Remembering Elinor Ostrom

Among the individuals with whom I wish I could have greater opportunities to exchange ideas is Elinor Ostrom. She passed away today, and now I must pursue that conversation indirectly — via her writings, her colleagues, and my recollections of those few conversations I did have the opportunity to enjoy.

Her work — for which she received the Nobel Prize in Economics – dealt with the way in which cultural enclaves often evolved institutional and technological solutions to resource management. And, not surprisingly, ideologues of various sorts claimed her work validated their world view.

Communitarians saw her work as “proving” that the classical liberal institutional view of private property, based on a formal rule of law, was not essential to ensure efficient allocation of resources. All one needed, they claimed, was to return to the common property world of yesteryear. Conservative agrarians also found much support from her research for their perspective. And, indeed, her work could be read that way – but it didn’t have to be.

Classical liberals, myself included, viewed her work far differently — as  evidence that the core institutions of a liberal world had developed (in embryonic form) much earlier than first thought. They were not imposed from above, but rather evolved as man began the long path toward modernity.

Moreover, some of her work did touch upon modern property rights — illustrating how commons could evolve into properties that could be restricted by use, by time, and in other ways that moved toward the formal property rights of today, ultimately meeting my friend Rick Stroup’s 3-D definition of property — definable, defensible, and divestible.

CEI’s Center for Private Conservation benefited greatly from some her insights. Once, she and Vincent, her husband, visited CEI and gave an impromptu seminar.

One question that I wished I’d pursued further with her concerns the transition from tribal common property management regimes to the modern private property regimes of today. Under what conditions do such transitions occur? What leads groups to accept a shift of this sort and what advantages (and penalties) does it create?

My own thoughts are that culturally enforced resource management rules can often be very creative and efficient — still, they rely on the culture being closed to outside transactions with others not sharing these cultural values. In a global mobile society, this suggests such closed systems are not likely to survive. However, unless the conditions for the transition to the modern formal rules have arrived, the situation can actually worsen. Fisheries, tropical forests, wildlife — all illustrate how the Tragedy of the Commons re-emerges when the old order collapses without anything to take its place.
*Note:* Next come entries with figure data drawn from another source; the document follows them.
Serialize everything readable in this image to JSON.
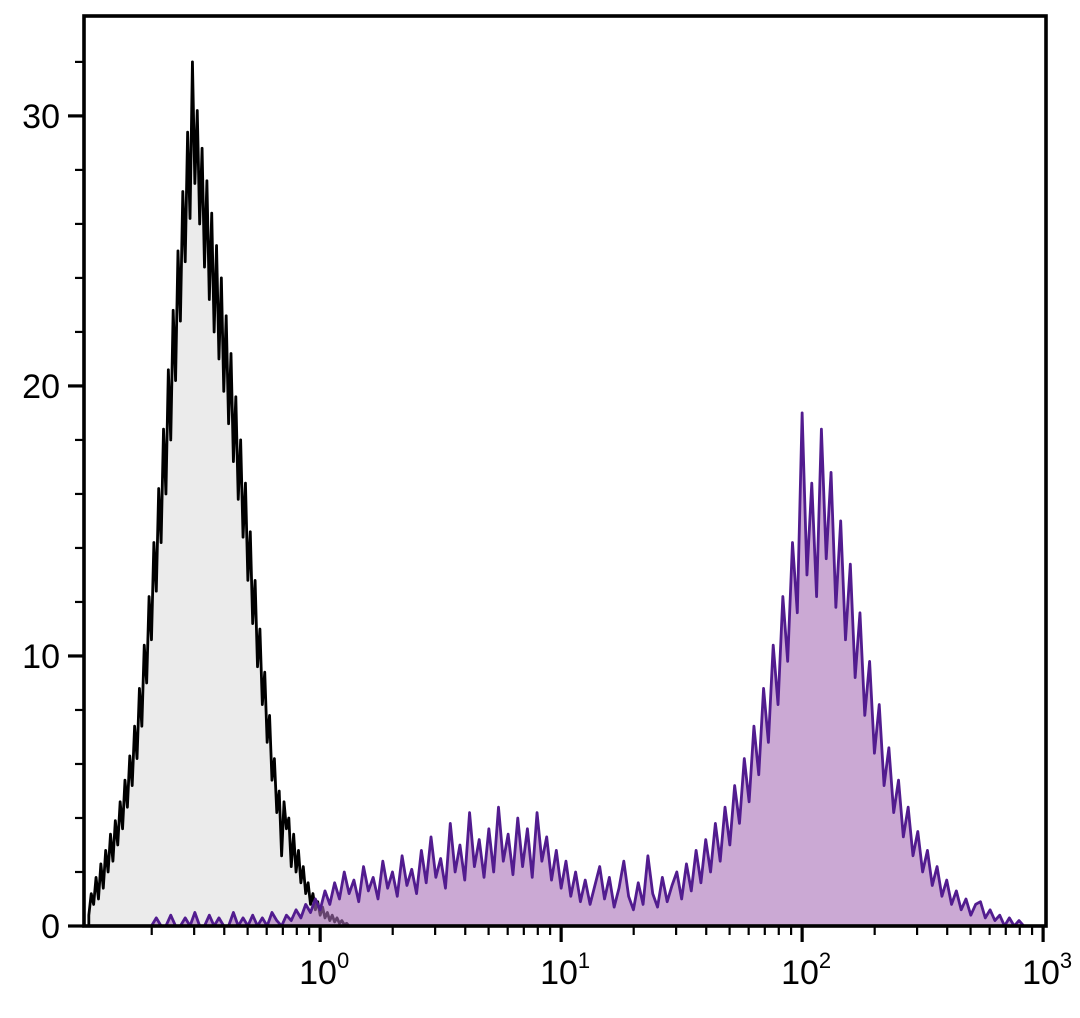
{
  "chart_data": {
    "type": "area",
    "subtype": "flow-cytometry-histogram-overlay",
    "title": "",
    "xlabel": "",
    "ylabel": "",
    "grid": false,
    "legend": "none",
    "x_axis": {
      "scale": "log10",
      "min_log": -0.98,
      "max_log": 3.012,
      "major_ticks": [
        {
          "log": 0,
          "base": "10",
          "exp": "0"
        },
        {
          "log": 1,
          "base": "10",
          "exp": "1"
        },
        {
          "log": 2,
          "base": "10",
          "exp": "2"
        },
        {
          "log": 3,
          "base": "10",
          "exp": "3"
        }
      ],
      "minor_ticks": "log positions 2-9 of each decade"
    },
    "y_axis": {
      "min": 0,
      "max": 33.7,
      "major_ticks": [
        {
          "value": 0,
          "label": "0"
        },
        {
          "value": 10,
          "label": "10"
        },
        {
          "value": 20,
          "label": "20"
        },
        {
          "value": 30,
          "label": "30"
        }
      ],
      "minor_tick_step": 2
    },
    "colors": {
      "gray_fill": "#ebebeb",
      "black_stroke": "#000000",
      "purple_stroke": "#521c8f",
      "purple_fill": "#a86fb8",
      "axis": "#000000"
    },
    "series": [
      {
        "name": "gray-histogram",
        "stroke": "#000000",
        "fill": "#ebebeb",
        "fill_opacity": 1,
        "x_log_start": -0.96,
        "x_log_step": 0.01,
        "y": [
          0.4,
          1.2,
          0.8,
          1.8,
          1.0,
          2.3,
          1.4,
          2.8,
          2.0,
          3.4,
          2.4,
          3.9,
          3.0,
          4.6,
          3.6,
          5.4,
          4.4,
          6.3,
          5.2,
          7.4,
          6.2,
          8.8,
          7.4,
          10.4,
          9.0,
          12.2,
          10.6,
          14.2,
          12.4,
          16.2,
          14.2,
          18.4,
          16.0,
          20.6,
          18.0,
          22.8,
          20.2,
          25.0,
          22.4,
          27.2,
          24.6,
          29.4,
          26.2,
          32.0,
          27.5,
          30.2,
          26.0,
          28.8,
          24.4,
          27.6,
          23.2,
          26.4,
          22.0,
          25.2,
          21.0,
          24.0,
          19.8,
          22.6,
          18.6,
          21.2,
          17.2,
          19.6,
          15.8,
          18.0,
          14.4,
          16.4,
          12.8,
          14.6,
          11.2,
          12.8,
          9.6,
          11.0,
          8.2,
          9.4,
          6.8,
          7.8,
          5.4,
          6.2,
          4.2,
          5.0,
          2.6,
          4.6,
          3.6,
          4.0,
          2.2,
          3.4,
          2.0,
          2.8,
          1.6,
          2.2,
          1.2,
          1.6,
          0.8,
          1.2,
          0.6,
          0.9,
          0.4,
          0.7,
          0.3,
          0.5,
          0.2,
          0.4,
          0.15,
          0.3,
          0.1,
          0.2,
          0.05,
          0.1,
          0
        ]
      },
      {
        "name": "purple-histogram",
        "stroke": "#521c8f",
        "fill": "#a86fb8",
        "fill_opacity": 0.6,
        "x_log_start": -0.7,
        "x_log_step": 0.02,
        "y": [
          0,
          0.3,
          0,
          0,
          0.4,
          0,
          0,
          0.3,
          0,
          0.5,
          0,
          0,
          0.4,
          0,
          0.3,
          0,
          0,
          0.5,
          0,
          0.3,
          0,
          0.4,
          0,
          0.3,
          0,
          0.5,
          0.2,
          0,
          0.4,
          0.2,
          0.6,
          0.3,
          0.8,
          0.5,
          1.0,
          0.6,
          1.3,
          0.8,
          1.6,
          1.0,
          2.0,
          1.2,
          1.7,
          0.9,
          2.2,
          1.3,
          1.8,
          1.0,
          2.4,
          1.4,
          2.0,
          1.1,
          2.6,
          1.5,
          2.1,
          1.2,
          2.8,
          1.6,
          3.3,
          1.8,
          2.5,
          1.4,
          3.8,
          2.0,
          3.0,
          1.7,
          4.2,
          2.2,
          3.2,
          1.8,
          3.6,
          2.0,
          4.4,
          2.4,
          3.4,
          1.9,
          4.0,
          2.2,
          3.6,
          1.8,
          4.2,
          2.4,
          3.3,
          1.7,
          2.8,
          1.4,
          2.4,
          1.1,
          2.0,
          0.9,
          1.7,
          0.8,
          1.5,
          2.2,
          1.0,
          1.8,
          0.7,
          1.4,
          2.4,
          1.1,
          0.6,
          1.6,
          0.8,
          2.6,
          1.2,
          0.7,
          1.8,
          0.9,
          1.5,
          2.0,
          1.0,
          2.3,
          1.3,
          2.8,
          1.6,
          3.2,
          2.0,
          3.8,
          2.4,
          4.4,
          3.0,
          5.2,
          3.8,
          6.2,
          4.6,
          7.4,
          5.6,
          8.8,
          6.8,
          10.4,
          8.2,
          12.2,
          9.8,
          14.2,
          11.6,
          19.0,
          13.0,
          16.4,
          12.2,
          18.4,
          13.6,
          16.8,
          11.8,
          15.0,
          10.6,
          13.4,
          9.2,
          11.6,
          7.8,
          9.8,
          6.4,
          8.2,
          5.2,
          6.6,
          4.2,
          5.4,
          3.3,
          4.4,
          2.6,
          3.5,
          2.0,
          2.8,
          1.5,
          2.2,
          1.1,
          1.7,
          0.8,
          1.3,
          0.6,
          1.0,
          0.4,
          0.8,
          0.9,
          0.3,
          0.6,
          0.2,
          0.4,
          0,
          0.3,
          0,
          0.2,
          0,
          0
        ]
      }
    ]
  }
}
Thus, CEI’s interest in pursuing the question: How can one assist isolated tribal enclaves to join an open world economy — when that shift is wise? The question is relevant in many areas of policy: how to better allocate the electromagnetic spectrum, offshore fisheries,  surface waters, and myriad other areas where property rights remain somewhere between the cultural controls Ostrom explored and those favored by classical liberals.

The right to trade a resource that is often restricted to one class of users (agricultural uses of water, for example) might be extended to urban or industrial users, but that liberalization threatens existing  arrangements and requires some trust that the new rules will be at least as effective. The very slow evolution of such liberalized trading policies suggests how little we understand social change. Ostrom had much to say about all this, and left us a rich legacy on which to ponder.